Un'ordinanza di Bastianini del 19 luglio 1941 scioglieva tutte le associazioni, i circoli, gli organi di partito che non fossero organizzati dai fascisti. Vennero sciolti tutti i circoli culturali e sportivi croati, e le biblioteche popolari croate, le «citaonice», trasformate in circoli italiani. 6

Particolare attenzione venne dedicata nei dipartimenti annessi alle scuole croate. Per la durata di due anni esse divennero focolai di italianizzazione della gioventù

All'uopo si iniziò col licenziamento dei maestri ed insegnanti croati sostituiti nell'autunno 1941 con maestri ed insegnati provenienti dall'Italia, che vennero distribuiti in tutte le scuole elementari e medie.

Per assolvere al compito dell'italianizzazione, a metà 1941 venne istituito a Roma un apposito Provveditorato per le Province Annesse col compito di diffondere la lingua e la cultura italiana in Dalmazia e nel Fiumano. Il governo istituì borse di studio per studenti scelti del luogo per proseguire gli studi superiori ed accademici in Italia, non attendendosi grandi risultati ma solo per vincere la resistenza dei genitori, degli studenti stessi e degli insegnati croati .

Eguale insucesso il fascismo lo ebbe col clero croato nel tentativo di farne un alleato nell'italianizzazione della gioventù.

Sulla via dell'italianizzazione si procedette ad introdurre nell'amministrazione pubblica quadri provenienti dall'Italia. Con appositi esami vennero scelti elementi con buona padronanza della lingua e di provata fede nel fascismo, per arrivare poi ad estendere questo metodo in tutti i posti di lavoro.

Dal marzo 1942 il governo Bastianini aveva già rimosso metà personale dell'amministrazione, continuando a farlo sino alla capitolazione dell'Italia l'8 settembre '43.

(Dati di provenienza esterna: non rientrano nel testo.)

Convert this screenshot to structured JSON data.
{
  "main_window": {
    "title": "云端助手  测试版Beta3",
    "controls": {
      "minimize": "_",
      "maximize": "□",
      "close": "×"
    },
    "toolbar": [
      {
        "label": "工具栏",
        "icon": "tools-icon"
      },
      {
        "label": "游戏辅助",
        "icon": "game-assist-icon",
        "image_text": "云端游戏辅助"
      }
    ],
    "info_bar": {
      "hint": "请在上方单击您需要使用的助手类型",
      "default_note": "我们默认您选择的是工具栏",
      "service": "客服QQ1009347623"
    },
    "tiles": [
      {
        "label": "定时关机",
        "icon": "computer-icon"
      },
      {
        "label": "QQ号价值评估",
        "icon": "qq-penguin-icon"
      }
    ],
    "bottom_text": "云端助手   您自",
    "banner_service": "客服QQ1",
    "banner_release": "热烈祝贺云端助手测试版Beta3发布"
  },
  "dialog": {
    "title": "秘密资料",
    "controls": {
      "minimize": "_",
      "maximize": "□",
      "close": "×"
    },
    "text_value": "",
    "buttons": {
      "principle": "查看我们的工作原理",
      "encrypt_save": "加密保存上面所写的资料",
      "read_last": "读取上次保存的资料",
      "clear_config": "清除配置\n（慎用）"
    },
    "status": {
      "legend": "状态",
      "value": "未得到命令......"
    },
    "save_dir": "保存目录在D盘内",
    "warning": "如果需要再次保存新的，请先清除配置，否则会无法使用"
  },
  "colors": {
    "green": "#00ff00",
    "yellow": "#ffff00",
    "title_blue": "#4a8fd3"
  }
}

Eguale zelo italianizzatore venne dedicato alle aziende private ed ai servizi pubblici. Tutto ciò anche alla scopo di attrarre dall'Italia disoccupati italiani e fascisti.

A quest'ultimo obbiettivo, creare posti di lavoro per i fascisti, mirava il fascista istriano Italo Sauro7 che ottenne da Mussolini di poter gestire a Roma un Ufficio per i Territori Adriatici, avente il precipuo scopo di spezzare la resistenza al'italianizzazione e «l'eliminazione della slavitudine

6 le «čitaonice» croate fondate sin dagli inizi dell'Ottocento. (n.d.t.)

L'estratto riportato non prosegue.